|A new genus of polychaete worm (Family Orbiniidae) from methane seeps in the Gulf of Mexico, with a review of the systematics and phylogenetic interrelationships of the genera of Orbiniidae|
Blake, J.A. (2000). A new genus of polychaete worm (Family Orbiniidae) from methane seeps in the Gulf of Mexico, with a review of the systematics and phylogenetic interrelationships of the genera of Orbiniidae. Cah. Biol. Mar. 41(4): 435-449
In: Cahiers de Biologie Marine. Station Biologique de Roscoff: Paris. ISSN 0007-9723, more
An abundant polychaete Methanoaricia dendrobranchiata gen. nov. et sp. nov., found in association with methane seeps (>500 m) in the Gulf of Mexico, has affiliations with the family Orbiniidae. These seepworms are large, up to 15 cm long, 7-9 mm wide anteriorly, with hundreds of crowded segments. Distinct body regions are absent. Branched branchiae extend over the entire body. The prostomium is narrow, elongate, directed ventrally, and bluntly rounded on the anterior margin. Eyes are absent; eversible nuchal papillae are present. The peristomium is reduced to a single, narrow achaetous ring. Parapodia bear long, laterally directed, cirriform noto- and neuropodial lamellae. Capillary chaetae have transverse rows of bristles. Narrow, pointed notopodial spines have a single subapical spur or secondary tooth. Neurochaetae of anterior chaetigers include a few threadlike capillaries, about 5 simple spines with weakly developed crenulations along their margins, and 3-4 emergent curved aciculae; spines are absent by the middle of the body. The pygidium has a terminal anus surrounded by several long, tapering cirri. The chaetal and branchial structure of these worms allies them most closely to the Orbiniidae despite the lack of distinct body regions. In order to understand the relationship of the seepworm with other orbiniid genera, a phylogenetic (cladistic) analysis was performed.
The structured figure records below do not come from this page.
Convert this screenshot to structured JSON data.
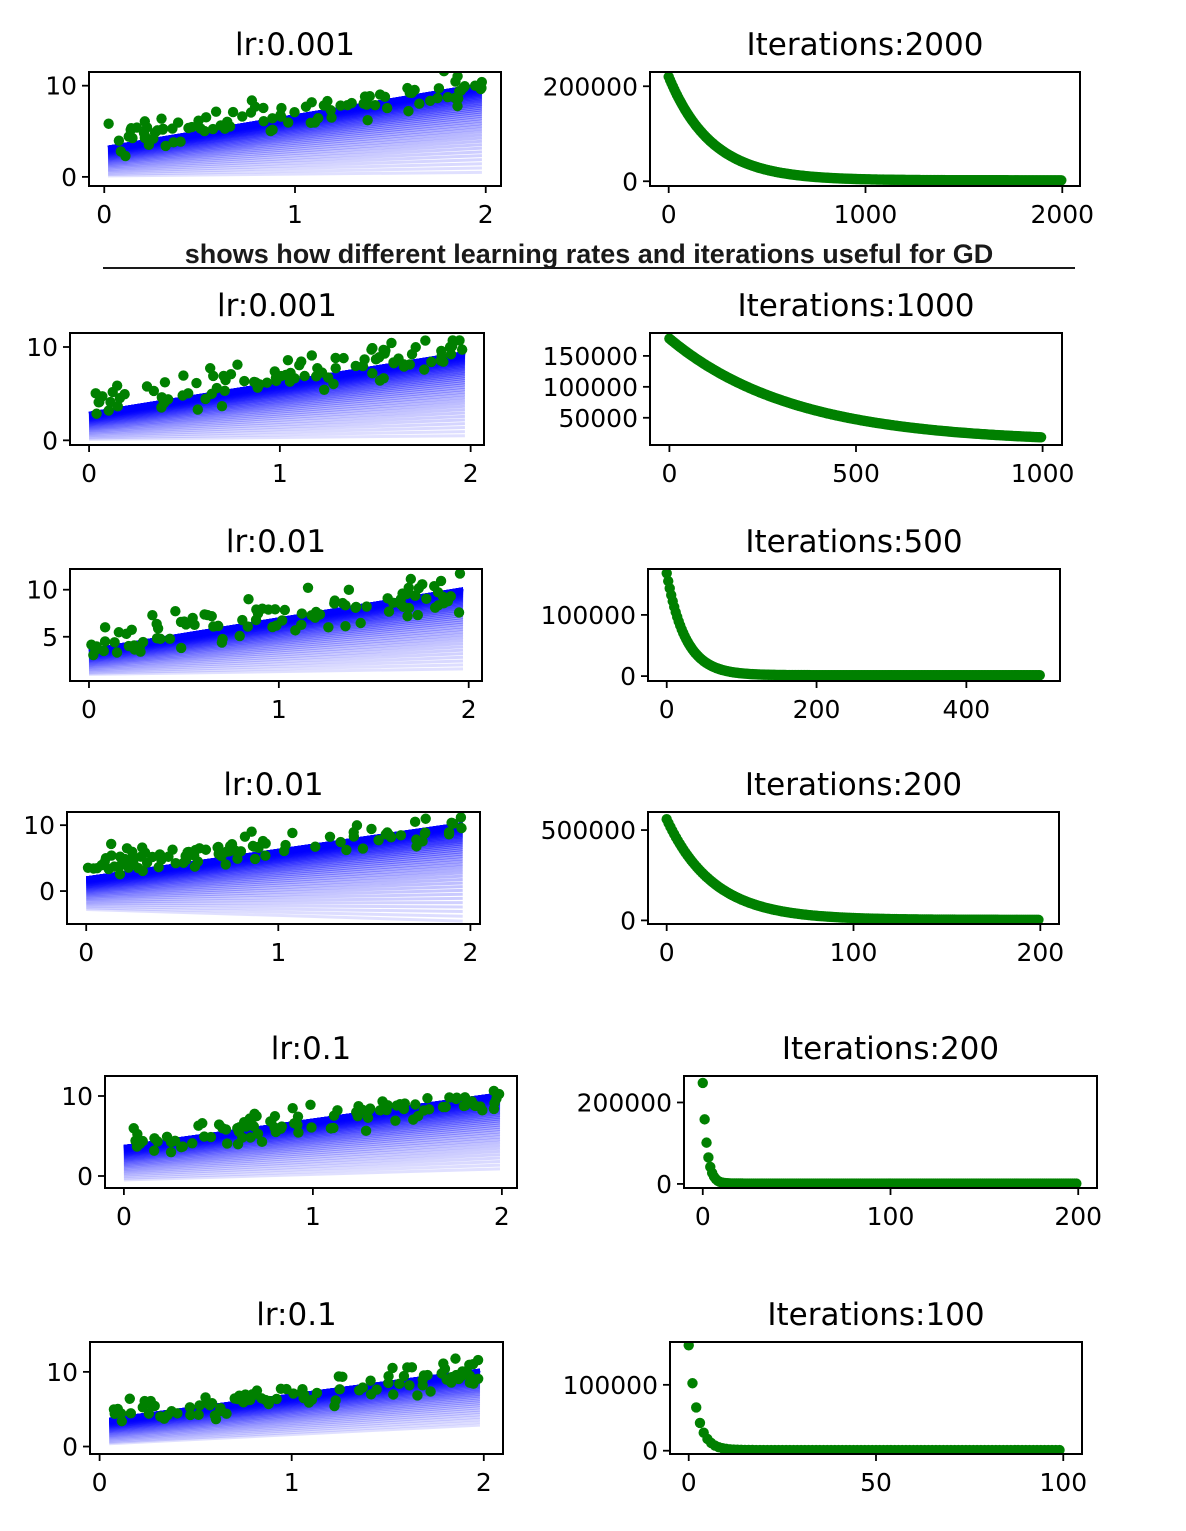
{
  "caption": "shows how different learning rates and iterations useful for GD",
  "colors": {
    "points": "#008000",
    "fit_line": "#0000ff",
    "cost": "#008000"
  },
  "chart_data": [
    {
      "type": "scatter",
      "title": "lr:0.001",
      "xlim": [
        -0.08,
        2.08
      ],
      "ylim": [
        -1,
        11.5
      ],
      "xticks": [
        0,
        1,
        2
      ],
      "yticks": [
        0,
        10
      ],
      "points": {
        "x_range": [
          0.02,
          1.98
        ],
        "intercept": 4,
        "slope": 3,
        "noise": 1,
        "n": 100
      },
      "fit_lines": {
        "count": 2000,
        "final_intercept": 3.2,
        "final_slope": 3.5,
        "start_intercept": 0.1,
        "start_slope": 0.2
      }
    },
    {
      "type": "scatter",
      "title": "Iterations:2000",
      "xlim": [
        -95,
        2090
      ],
      "ylim": [
        -10000,
        230000
      ],
      "xticks": [
        0,
        1000,
        2000
      ],
      "yticks": [
        0,
        200000
      ],
      "curve": {
        "n": 2000,
        "start": 220000,
        "end": 2000,
        "decay": 0.0046
      }
    },
    {
      "type": "scatter",
      "title": "lr:0.001",
      "xlim": [
        -0.1,
        2.07
      ],
      "ylim": [
        -0.5,
        11.5
      ],
      "xticks": [
        0,
        1,
        2
      ],
      "yticks": [
        0,
        10
      ],
      "points": {
        "x_range": [
          0.0,
          1.97
        ],
        "intercept": 4,
        "slope": 3,
        "noise": 1,
        "n": 100
      },
      "fit_lines": {
        "count": 1000,
        "final_intercept": 2.9,
        "final_slope": 3.3,
        "start_intercept": 0.1,
        "start_slope": 0.2
      }
    },
    {
      "type": "scatter",
      "title": "Iterations:1000",
      "xlim": [
        -52,
        1052
      ],
      "ylim": [
        6000,
        187000
      ],
      "xticks": [
        0,
        500,
        1000
      ],
      "yticks": [
        50000,
        100000,
        150000
      ],
      "curve": {
        "n": 1000,
        "start": 178000,
        "end": 10000,
        "decay": 0.003
      }
    },
    {
      "type": "scatter",
      "title": "lr:0.01",
      "xlim": [
        -0.1,
        2.07
      ],
      "ylim": [
        0.3,
        12.2
      ],
      "xticks": [
        0,
        1,
        2
      ],
      "yticks": [
        5,
        10
      ],
      "points": {
        "x_range": [
          0.0,
          1.97
        ],
        "intercept": 4,
        "slope": 3,
        "noise": 1,
        "n": 100
      },
      "fit_lines": {
        "count": 500,
        "final_intercept": 3.6,
        "final_slope": 3.3,
        "start_intercept": 1.0,
        "start_slope": 0.3
      }
    },
    {
      "type": "scatter",
      "title": "Iterations:500",
      "xlim": [
        -25,
        525
      ],
      "ylim": [
        -8000,
        175000
      ],
      "xticks": [
        0,
        200,
        400
      ],
      "yticks": [
        0,
        100000
      ],
      "curve": {
        "n": 500,
        "start": 168000,
        "end": 1500,
        "decay": 0.04
      }
    },
    {
      "type": "scatter",
      "title": "lr:0.01",
      "xlim": [
        -0.1,
        2.05
      ],
      "ylim": [
        -5,
        12
      ],
      "xticks": [
        0,
        1,
        2
      ],
      "yticks": [
        0,
        10
      ],
      "points": {
        "x_range": [
          0.0,
          1.96
        ],
        "intercept": 4,
        "slope": 3,
        "noise": 1,
        "n": 100
      },
      "fit_lines": {
        "count": 200,
        "final_intercept": 2.0,
        "final_slope": 4.2,
        "start_intercept": -2.8,
        "start_slope": -0.9
      }
    },
    {
      "type": "scatter",
      "title": "Iterations:200",
      "xlim": [
        -10,
        210
      ],
      "ylim": [
        -20000,
        600000
      ],
      "xticks": [
        0,
        100,
        200
      ],
      "yticks": [
        0,
        500000
      ],
      "curve": {
        "n": 200,
        "start": 560000,
        "end": 3000,
        "decay": 0.04
      }
    },
    {
      "type": "scatter",
      "title": "lr:0.1",
      "xlim": [
        -0.1,
        2.08
      ],
      "ylim": [
        -1.5,
        12.5
      ],
      "xticks": [
        0,
        1,
        2
      ],
      "yticks": [
        0,
        10
      ],
      "points": {
        "x_range": [
          0.0,
          1.99
        ],
        "intercept": 4,
        "slope": 3,
        "noise": 1,
        "n": 100
      },
      "fit_lines": {
        "count": 200,
        "final_intercept": 3.7,
        "final_slope": 3.3,
        "start_intercept": -0.5,
        "start_slope": 0.7
      }
    },
    {
      "type": "scatter",
      "title": "Iterations:200",
      "xlim": [
        -10,
        210
      ],
      "ylim": [
        -10000,
        265000
      ],
      "xticks": [
        0,
        100,
        200
      ],
      "yticks": [
        0,
        200000
      ],
      "curve": {
        "n": 200,
        "start": 248000,
        "end": 1000,
        "decay": 0.45
      }
    },
    {
      "type": "scatter",
      "title": "lr:0.1",
      "xlim": [
        -0.05,
        2.1
      ],
      "ylim": [
        -1,
        14
      ],
      "xticks": [
        0,
        1,
        2
      ],
      "yticks": [
        0,
        10
      ],
      "points": {
        "x_range": [
          0.05,
          1.98
        ],
        "intercept": 4,
        "slope": 3,
        "noise": 1,
        "n": 100
      },
      "fit_lines": {
        "count": 100,
        "final_intercept": 3.5,
        "final_slope": 3.4,
        "start_intercept": 0.3,
        "start_slope": 1.3
      }
    },
    {
      "type": "scatter",
      "title": "Iterations:100",
      "xlim": [
        -5,
        105
      ],
      "ylim": [
        -5000,
        165000
      ],
      "xticks": [
        0,
        50,
        100
      ],
      "yticks": [
        0,
        100000
      ],
      "curve": {
        "n": 100,
        "start": 160000,
        "end": 1000,
        "decay": 0.45
      }
    }
  ]
}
The results of this analysis suggests that the current classification of orbiniid genera into subfamilies is not appropriate and a new classification is proposed that is based on increasing modification of body structure and chaetae. Two clades or subfamilies of Orbiniidae are proposed using these characters rather than the traditional peristomial ring structure. The seepworm appears to be a separate and distinct sister taxon.